It is not easy to account for the hallucinatory power and beauty of Brian Sayers’ paintings. Sayers paints objects, laid out on table-tops, almost resembling altarpieces that occupy the entire pictorial space. Sayers has been pre-occupied with this subject, almost without exception, since he first exhibited with Long & Ryle in 1992.

 

Born in 1954, Brian Sayers graduated from the Slade School of Art in 1978 and has exhibited since 1991 with Long & Ryle.  He won The Discerning Eye Award in 1995 and won Second Prize in The Hunting Art Prizes in 1999.  His work is in a number of important collections. He is regularly exhibited in the BP Portrait Award held at the National Portrait gallery and in the Royal Academy’s Summer Show. 

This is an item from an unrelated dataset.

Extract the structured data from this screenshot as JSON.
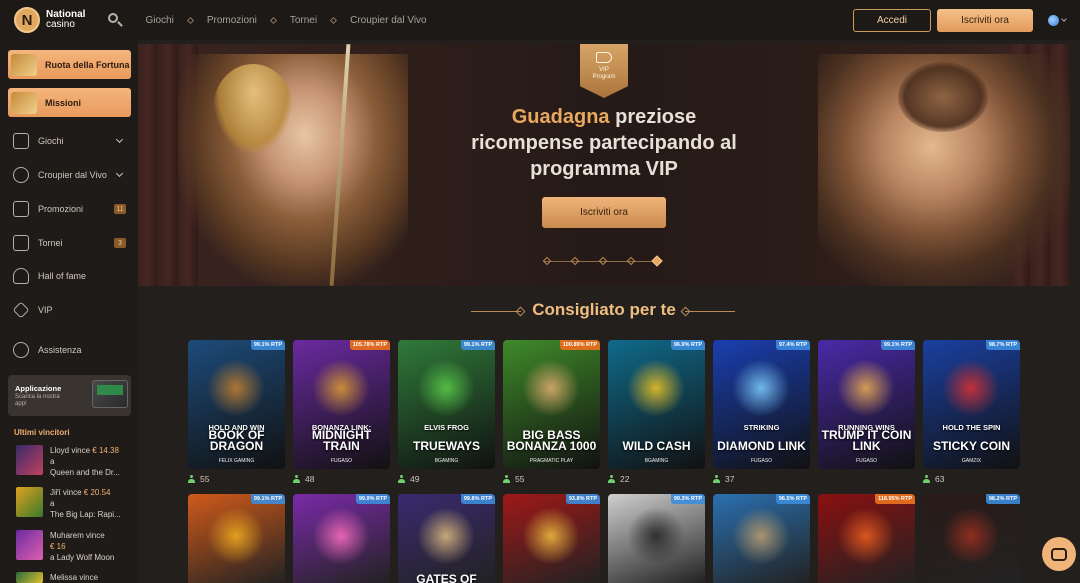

All Sayers' still lives depict various household vessels and implements; most of these look innocent enough, although others suggest the obscure and possibly nefarious practices of a long lost civilization. Yet despite the museum-like hush in which these objects dwell, they slowly become imbued with a range of human emotions: from anxiety, to quotidian contentment by way of a dream- like introspection; all seem present in the internal arguments of these compositions.

Like earlier painters of the still life such as Zurbaran, Cotán and Morandi, Sayers achieves his uncanny effects though nuance and restraint, and through a meticulous attention to the harmonies and tensions of form. To enter his work is to enter a cabinet of curiosities in which the art of seeing is transformed into an almost mystical fascination with everyday objects, the space that surrounds them, and the relationships they may or may not have with each other, and with us.